# Séminaire de Physique Statistique du LPTMS : Misha Tamm (Tallinn Univ.)

## Type-token distributions beyond the Zipf law: a simple model with choice

### Misha Tamm (Tallinn University, Estonia)

Zipf law is one of the very few regularities believed to permeate quantitative social sciences. This law describes distribution of tokens (objects) between a given set of types (classes), it states that if types are ordered in descending order of popularity (number of tokens in them), then the size of a type is proportional to its rank in some negative power. This law is well established in wealth distribution (Pareto law), city science (Zipf law for city sizes), linguistics (distribution of word frequencies), etc. The same law is believed to hold for the distribution of demand for cultural objects like movies, books, singles, etc. In this talk I will start with showing (based on film industry data) that this is not always the case, and in fact, a different universal behavior seems to be often observed in the data: namely, in the cases I will show the size (popularity) decays exponentially with rank.

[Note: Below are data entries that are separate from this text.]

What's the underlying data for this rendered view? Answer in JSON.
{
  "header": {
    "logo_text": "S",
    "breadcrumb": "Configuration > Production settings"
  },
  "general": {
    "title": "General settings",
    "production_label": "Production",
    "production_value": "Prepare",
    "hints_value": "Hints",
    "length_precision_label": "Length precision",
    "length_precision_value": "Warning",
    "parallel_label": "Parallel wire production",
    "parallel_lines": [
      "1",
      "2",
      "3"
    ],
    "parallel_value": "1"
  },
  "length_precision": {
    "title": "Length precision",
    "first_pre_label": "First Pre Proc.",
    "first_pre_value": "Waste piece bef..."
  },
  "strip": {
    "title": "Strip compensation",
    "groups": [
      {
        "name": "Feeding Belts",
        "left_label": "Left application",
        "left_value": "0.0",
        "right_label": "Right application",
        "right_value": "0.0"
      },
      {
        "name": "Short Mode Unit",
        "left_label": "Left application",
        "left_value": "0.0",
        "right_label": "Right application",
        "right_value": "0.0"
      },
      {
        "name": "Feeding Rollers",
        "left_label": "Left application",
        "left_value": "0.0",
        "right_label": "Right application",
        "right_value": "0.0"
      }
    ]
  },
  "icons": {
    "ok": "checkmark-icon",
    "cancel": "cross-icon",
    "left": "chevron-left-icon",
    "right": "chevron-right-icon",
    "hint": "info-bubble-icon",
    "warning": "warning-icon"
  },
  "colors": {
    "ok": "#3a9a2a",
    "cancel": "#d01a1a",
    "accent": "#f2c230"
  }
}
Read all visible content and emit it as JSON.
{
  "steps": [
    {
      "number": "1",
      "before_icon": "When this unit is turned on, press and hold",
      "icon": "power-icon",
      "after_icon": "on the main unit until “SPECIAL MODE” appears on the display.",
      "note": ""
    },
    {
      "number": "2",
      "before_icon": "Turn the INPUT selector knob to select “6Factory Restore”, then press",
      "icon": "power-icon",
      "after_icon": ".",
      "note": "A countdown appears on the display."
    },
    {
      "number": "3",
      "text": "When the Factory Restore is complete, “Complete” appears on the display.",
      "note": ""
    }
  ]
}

This motivates us to ask what are possible microscopic mechanisms that lead to such a behavior.

To address this question I will discuss a simple statistical model as follows. Consider a set of M initially empty classes (types) and sequentially add N tokens to these types according to the following procedure: first, choose a subset (batch) of A types at random, then determine which of the classes in this subset currently has the largest number of tokens (if there is a draw between two or more leaders, then choose one of them at random) and add an additional token to this class. I will show that this model is exactly solvable and in the limit of the large number of classes M and tokens per class N/M the size distribution of classes the size distribution of classes converges to a simple scaling form. Moreover, if the size of the batch A is also large, this form converges to the observed exponential rank-size distribution.

Finally, I will discuss the generalizations of the model in which (a) butch is chosen according to some preferential choice rule and (b) instead of adding a token to the most popular class in the batch, it is given to the least popular one.

Date/Time : 25/05/2023 - 11:00